1 2 3 4 5 6 7 8 9 10 11 12 13 14 15 16 17 18 19 20 21 22 23 24 25 26 27 28 29 30 31 32 33 34 35 36 37 38 39 40 41 42 43 44 45 46 47 48 49 50 51 52 53 54 55 56 57 58 59 60 61 62 63 64 65 66 67 68 69 70 71 72 73 74 75 76 77 78 79 80 81 82 83 84 85 86 87 88 89 90 91 92 93 94 95 96 97 98 99 100 101 102 103 104 105 106 107
|
.. _tutorial_bam:
**********************************************
Tutorial: Using the SAM/BAM/CRAM parsers
**********************************************
.. currentmodule:: HTSeq
High-throughput sequencing machines commonly produce fastq files. For many types of
analysis, the reads are then *aligned* to a reference genome by a "mapper" or "aligner"

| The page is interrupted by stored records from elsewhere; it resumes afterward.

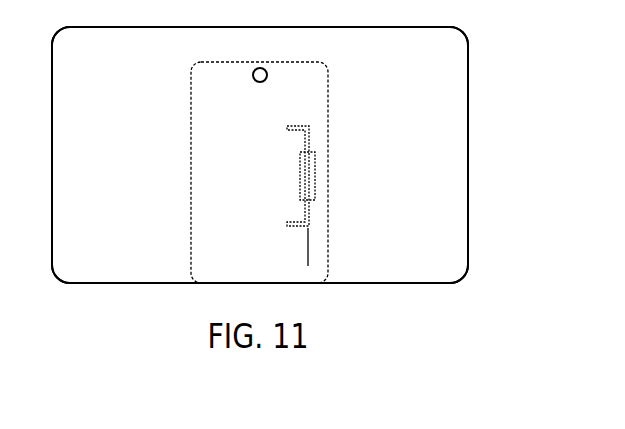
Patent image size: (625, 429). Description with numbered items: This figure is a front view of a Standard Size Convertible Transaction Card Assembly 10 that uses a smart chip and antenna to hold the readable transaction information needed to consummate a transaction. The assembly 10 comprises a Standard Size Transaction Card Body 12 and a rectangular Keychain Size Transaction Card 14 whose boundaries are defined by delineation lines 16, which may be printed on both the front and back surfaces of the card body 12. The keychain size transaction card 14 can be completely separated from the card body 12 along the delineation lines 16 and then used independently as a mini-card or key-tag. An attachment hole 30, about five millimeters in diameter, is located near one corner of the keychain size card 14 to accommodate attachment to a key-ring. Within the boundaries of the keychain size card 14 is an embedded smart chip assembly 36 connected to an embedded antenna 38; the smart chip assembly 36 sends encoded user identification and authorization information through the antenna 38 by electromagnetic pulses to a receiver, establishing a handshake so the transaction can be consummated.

The Standard Size Convertible Transaction Card Assembly 10 is at (514, 64).
The Standard Size Transaction Card Body 12 is at (452, 117).
The rectangular Keychain Size Transaction Card 14 is at (320, 233).
The delineation lines 16 is at (290, 60).
The attachment hole 30 is at (258, 67).
The smart chip assembly 36 is at (316, 150).
The antenna 38 is at (290, 222).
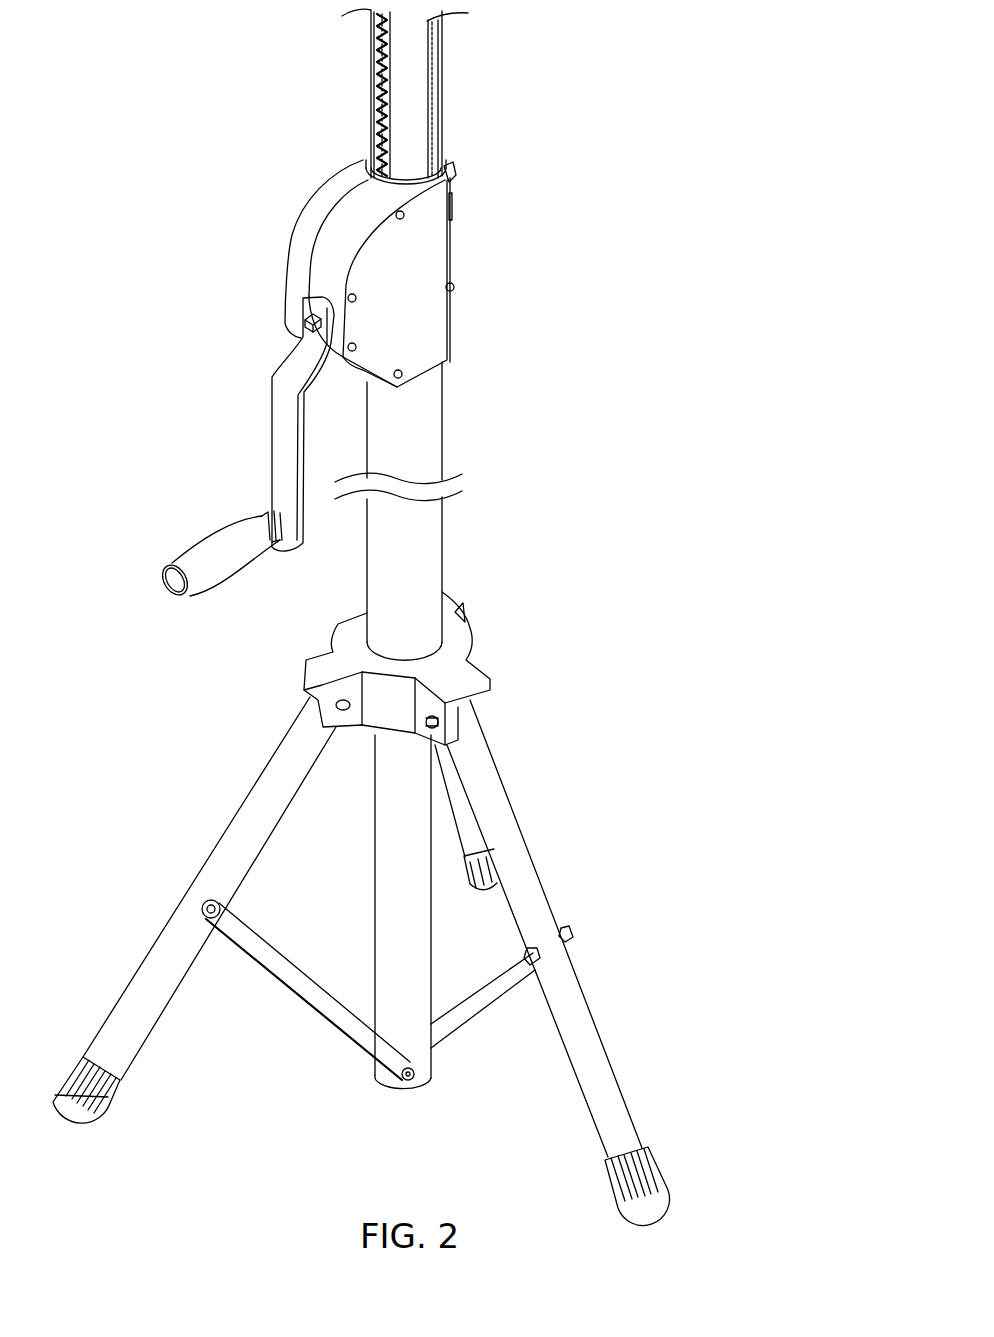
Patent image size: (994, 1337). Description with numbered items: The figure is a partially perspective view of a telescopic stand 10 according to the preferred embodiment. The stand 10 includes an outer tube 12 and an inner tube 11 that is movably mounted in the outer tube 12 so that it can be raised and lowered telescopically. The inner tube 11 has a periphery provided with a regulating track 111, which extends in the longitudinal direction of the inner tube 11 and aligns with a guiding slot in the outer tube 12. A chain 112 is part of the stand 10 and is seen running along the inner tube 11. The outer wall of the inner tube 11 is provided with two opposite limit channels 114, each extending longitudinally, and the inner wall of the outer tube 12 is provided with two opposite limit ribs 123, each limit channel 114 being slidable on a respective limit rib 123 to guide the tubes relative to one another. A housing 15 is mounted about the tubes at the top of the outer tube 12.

The telescopic stand 10 is at (523, 597).
The inner tube 11 is at (410, 119).
The regulating track 111 is at (372, 117).
The chain 112 is at (377, 60).
The limit channels 114 is at (428, 137).
The outer tube 12 is at (418, 435).
The limit ribs 123 is at (448, 178).
The housing 15 is at (313, 195).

software. Most of those software srote these output *alignments* as SAM/BAM/CRAM files.
``HTSeq`` has a set of parsers for these file formats.
This tutorial will walk you through a few routine operations with `SAM/BAM/CRAM`_ files.
The example files used here are all in the ``example_data`` folder of the ``HTSeq``
repository on GitHub.
.. _`SAM/BAM/CRAM`: http://samtools.github.io/hts-specs/SAMv1.pdf
What's the difference?
----------------------
tl;dr:
- SAM is an uncompressed, text format
- BAM is its compressed, binary sibiling
- CRAM is a newer compressed, binary format that evolved from BAM but is less widespread
``samtools`` can be used to simply convert between them from the command line.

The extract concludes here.